Featured Review
Lee Cronin’s The Mummy ★★
Released: 17 April 2026
Director: Lee Cronin
Starring: Laia Costa, Jack Reynor, May Calamawy, Billie Roy, Natalie Grace
For a studio horror film titled ‘Lee Cronin’s The Mummy’ there is a distinct lack of authorship or ownership in any part of Cronin’s direction over the course of this two-hour and fourteen minute family drama by way of exorcism-flick. Peeling off the back of several iterations of the franchise, formerly dating back to the 1932 and starring Boris Karloff in spectacular fashion, this lacklustre reprise and so-called reinvention of the wheel is simply all over the shop and dreadfully bland.
Charlie Cannon, Jack Reynor, is an investigative journalist who now lives in Cairo with his pregnant wife Larissa, the marvellous Laia Costa who played Victoria in Sebastian Schipper’s masterful one-take film of the same name, and their two children Katie and Sebastian. Cronin establishes surface-level familial bonds early on, creating the ground work for the domestic drama that ensues, and for the first-act there is a sense of order and decorum within the family. After a brother and sisterly scuffle, Katie finds herself caught up in the arms of ‘The Magician’ who ends up stealing her away from a family in the eye of a desert storm. Chaos ensues and tempers flare when ranking officer May Calamawy, Detective Dalia Zaki, translates between Arabic and English for her high-ranking officials who believe Charlie and Larissa are in on the whole thing. It is eventually revealed that Katie has been confined to a sarcophagus and wrapped in parchment paper inscribed with ancient inscriptions. After a freak accident, involving the sons of The Magician transporting this sarcophagus, Katie is found eight years older and in a catatonic state.

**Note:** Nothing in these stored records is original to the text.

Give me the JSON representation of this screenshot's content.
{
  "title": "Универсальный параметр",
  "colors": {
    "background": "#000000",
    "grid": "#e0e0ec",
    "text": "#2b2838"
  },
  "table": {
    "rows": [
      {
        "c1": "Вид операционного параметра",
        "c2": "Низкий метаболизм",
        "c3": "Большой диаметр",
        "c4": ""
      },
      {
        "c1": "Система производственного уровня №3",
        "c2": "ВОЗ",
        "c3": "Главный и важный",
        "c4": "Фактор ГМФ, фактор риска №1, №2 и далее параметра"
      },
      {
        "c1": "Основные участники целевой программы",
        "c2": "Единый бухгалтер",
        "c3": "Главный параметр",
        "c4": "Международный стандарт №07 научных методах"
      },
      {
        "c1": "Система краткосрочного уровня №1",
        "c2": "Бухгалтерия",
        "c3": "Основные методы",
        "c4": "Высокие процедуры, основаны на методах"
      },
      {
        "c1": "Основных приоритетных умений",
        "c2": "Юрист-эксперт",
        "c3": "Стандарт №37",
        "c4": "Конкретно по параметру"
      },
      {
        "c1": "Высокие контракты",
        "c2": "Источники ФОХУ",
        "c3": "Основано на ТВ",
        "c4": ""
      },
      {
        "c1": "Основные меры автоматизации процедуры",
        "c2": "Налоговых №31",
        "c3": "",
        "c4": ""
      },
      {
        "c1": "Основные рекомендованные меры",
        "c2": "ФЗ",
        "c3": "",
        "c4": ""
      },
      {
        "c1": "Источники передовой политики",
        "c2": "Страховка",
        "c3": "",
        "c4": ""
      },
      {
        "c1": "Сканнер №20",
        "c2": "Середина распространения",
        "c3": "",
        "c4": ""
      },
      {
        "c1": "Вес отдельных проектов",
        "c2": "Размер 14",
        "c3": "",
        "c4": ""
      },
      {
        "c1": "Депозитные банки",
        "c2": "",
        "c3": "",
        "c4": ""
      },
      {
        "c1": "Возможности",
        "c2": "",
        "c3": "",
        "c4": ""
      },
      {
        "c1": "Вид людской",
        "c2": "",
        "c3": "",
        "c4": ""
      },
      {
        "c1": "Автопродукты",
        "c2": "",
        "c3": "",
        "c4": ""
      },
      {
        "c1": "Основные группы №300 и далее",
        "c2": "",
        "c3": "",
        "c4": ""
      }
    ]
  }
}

If there is one thing that Lee Cronin can be commended for in his version of The Mummy it is establishing geography, space and the familial fallout that comes with the loss of Katie. The film religiously cuts between immense vast wides and oppressive close-ups, all of which are pleasantly composed and framed. Yet Cronin cannot help himself but boycott his own formal sensibilities by endless split dioptic De Palma-esque reverences and a mishmash of egregiously utilised genre tropes. Just as you think Cronin’s vision is coming to light, or that he hints at being political or transgressive, he derails it with another reference to another classic horror film. At one point Katie is being photographed and the Texas Chainsaw Massacre soundbite finds itself within the sound mix — a classic Cronin-trope. There is such an absence of Lee Cronin in his entire oeuvre that who he is, and what he actually wishes to say is totally absent from any of his works. His previous venture into the Evil Dead franchise is a total bloody mess and The Hole in the Ground is severely boring. There is absolutely no need to call this Lee Cronin’s The Mummy other than to detract itself from the other Mummy films. The marketing around Lee Cronin’s The Mummy has constantly stated “BRENDAN FRASER IS NOT IN LEE CRONIN’S THE MUMMY” kind of summing up its distinct lack of individualism and arguably its necessity.
Once its all kicks off by the end of the films arduous second act, Cronin disperses between practical and CG-heavy effects that are just like anything you’ve ever seen. As previously mentioned, there are the occasional formal flourishes, once including an extreme close-up body-rig shot as someone falls down the stairs, but it is entirely few and far between. Detective Zaki’s narrative arc is easily the film’s highlight as well as its fatherly sentiment by the end, but it is just all such an onerous task — ending up in such a deeply missed opportunity to be something special.